AI-assisted coding isn’t a feature of Codeanywhere, although it’s worth noting that GitHub Copilot is not browser-based. Copilot is only currently available as an extension to several desktop apps (including Visual Studio).
Why Use a Cloud IDE
In a separate presentation at Infobip Shift, Shawn Wang noted that some large companies — he mentioned GitHub, Etsy and Shopify — are already using Cloud IDEs and/or Remote Development Environments for all or most of their development. (side note: I interviewed Wang about his presentation, which will be published soon as a separate article.) So I asked Burazin what are the main reasons a startup, or even a large non-tech company, would use such a service.
The speed in which developers can do things is the number one reason, he said.
“I mean, when someone makes a commit, the service instantly creates a pre-build of the developer environments — so the next time you check out that code, you literally get the new development environment spun up in five seconds.

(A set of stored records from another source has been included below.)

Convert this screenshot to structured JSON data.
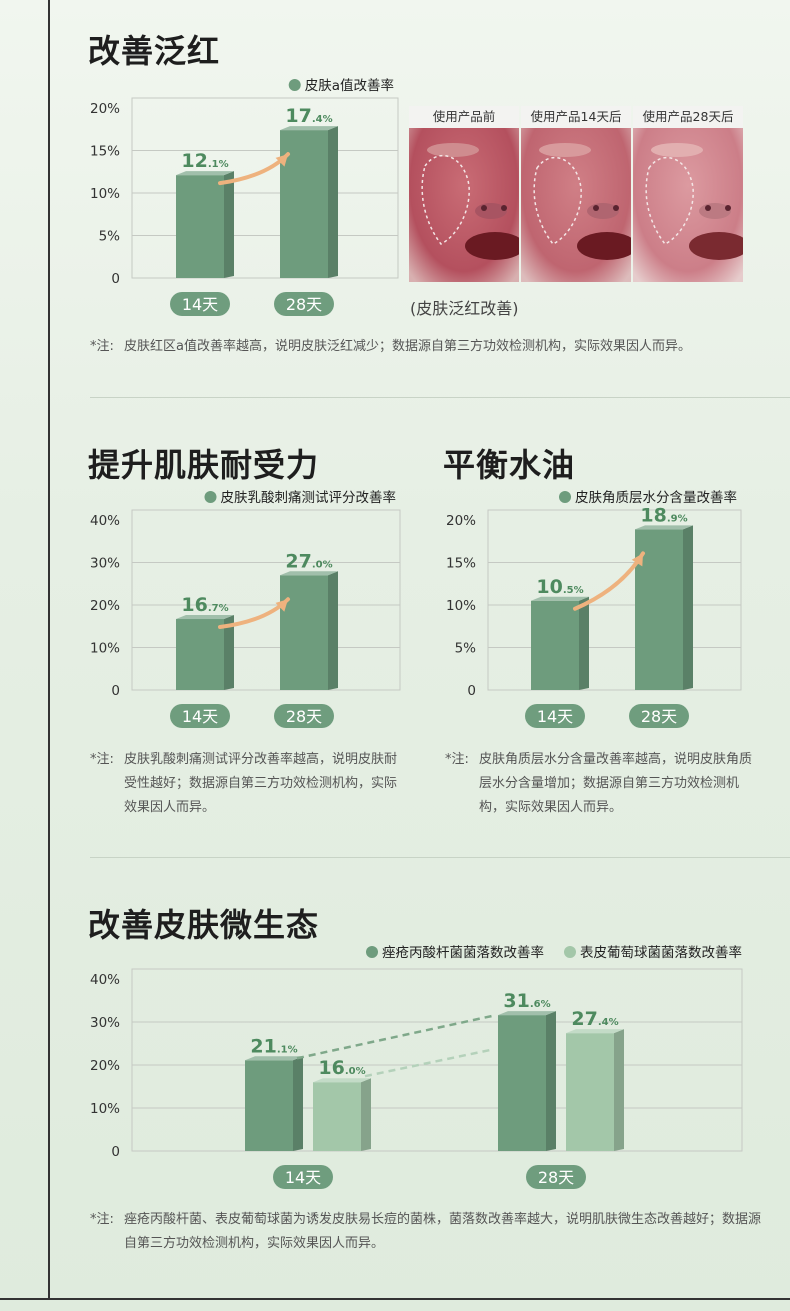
{
  "sections": {
    "redness": {
      "title": "改善泛红",
      "note_star": "*注:",
      "note": "皮肤红区a值改善率越高，说明皮肤泛红减少；数据源自第三方功效检测机构，实际效果因人而异。",
      "photo_labels": [
        "使用产品前",
        "使用产品14天后",
        "使用产品28天后"
      ],
      "photo_caption": "(皮肤泛红改善)"
    },
    "tolerance": {
      "title": "提升肌肤耐受力",
      "note_star": "*注:",
      "note": "皮肤乳酸刺痛测试评分改善率越高，说明皮肤耐受性越好；数据源自第三方功效检测机构，实际效果因人而异。"
    },
    "balance": {
      "title": "平衡水油",
      "note_star": "*注:",
      "note": "皮肤角质层水分含量改善率越高，说明皮肤角质层水分含量增加；数据源自第三方功效检测机构，实际效果因人而异。"
    },
    "microbiome": {
      "title": "改善皮肤微生态",
      "note_star": "*注:",
      "note": "痤疮丙酸杆菌、表皮葡萄球菌为诱发皮肤易长痘的菌株，菌落数改善率越大，说明肌肤微生态改善越好；数据源自第三方功效检测机构，实际效果因人而异。"
    }
  },
  "chart_data": [
    {
      "type": "bar",
      "categories": [
        "14天",
        "28天"
      ],
      "series": [
        {
          "name": "皮肤a值改善率",
          "values": [
            12.1,
            17.4
          ]
        }
      ],
      "value_labels": [
        [
          "12.1%",
          "17.4%"
        ]
      ],
      "yticks": [
        "20%",
        "15%",
        "10%",
        "5%",
        "0"
      ],
      "ylim": [
        0,
        20
      ],
      "grid": true,
      "legend": "top-right"
    },
    {
      "type": "bar",
      "categories": [
        "14天",
        "28天"
      ],
      "series": [
        {
          "name": "皮肤乳酸刺痛测试评分改善率",
          "values": [
            16.7,
            27.0
          ]
        }
      ],
      "value_labels": [
        [
          "16.7%",
          "27.0%"
        ]
      ],
      "yticks": [
        "40%",
        "30%",
        "20%",
        "10%",
        "0"
      ],
      "ylim": [
        0,
        40
      ],
      "grid": true,
      "legend": "top-right"
    },
    {
      "type": "bar",
      "categories": [
        "14天",
        "28天"
      ],
      "series": [
        {
          "name": "皮肤角质层水分含量改善率",
          "values": [
            10.5,
            18.9
          ]
        }
      ],
      "value_labels": [
        [
          "10.5%",
          "18.9%"
        ]
      ],
      "yticks": [
        "20%",
        "15%",
        "10%",
        "5%",
        "0"
      ],
      "ylim": [
        0,
        20
      ],
      "grid": true,
      "legend": "top-right"
    },
    {
      "type": "bar",
      "categories": [
        "14天",
        "28天"
      ],
      "series": [
        {
          "name": "痤疮丙酸杆菌菌落数改善率",
          "values": [
            21.1,
            31.6
          ]
        },
        {
          "name": "表皮葡萄球菌菌落数改善率",
          "values": [
            16.0,
            27.4
          ]
        }
      ],
      "value_labels": [
        [
          "21.1%",
          "31.6%"
        ],
        [
          "16.0%",
          "27.4%"
        ]
      ],
      "yticks": [
        "40%",
        "30%",
        "20%",
        "10%",
        "0"
      ],
      "ylim": [
        0,
        40
      ],
      "grid": true,
      "legend": "top-right"
    }
  ],
  "colors": {
    "bar_dark": "#6e9c7d",
    "bar_light": "#a3c7a9",
    "pill": "#6f9d7e",
    "arrow": "#eeb27e",
    "grid": "#c5c9c3",
    "label": "#4e8a5f"
  }
}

So that saves a lot of time, for sure.”
He added that startups can save a lot of money, because they don’t have to pay for extra computer resources.
In conclusion, the cloud IDE product category is clearly going through a transformation at present — driven in part by innovation by the larger players, such as GitHub. But Codeanywhere has been around for well over a decade now, and it seems to be evolving with the times by moving to more of a PaaS approach.
Disclosure: Infobip paid for Richard MacManus to attend the Infobip Shift Conference in Croatia.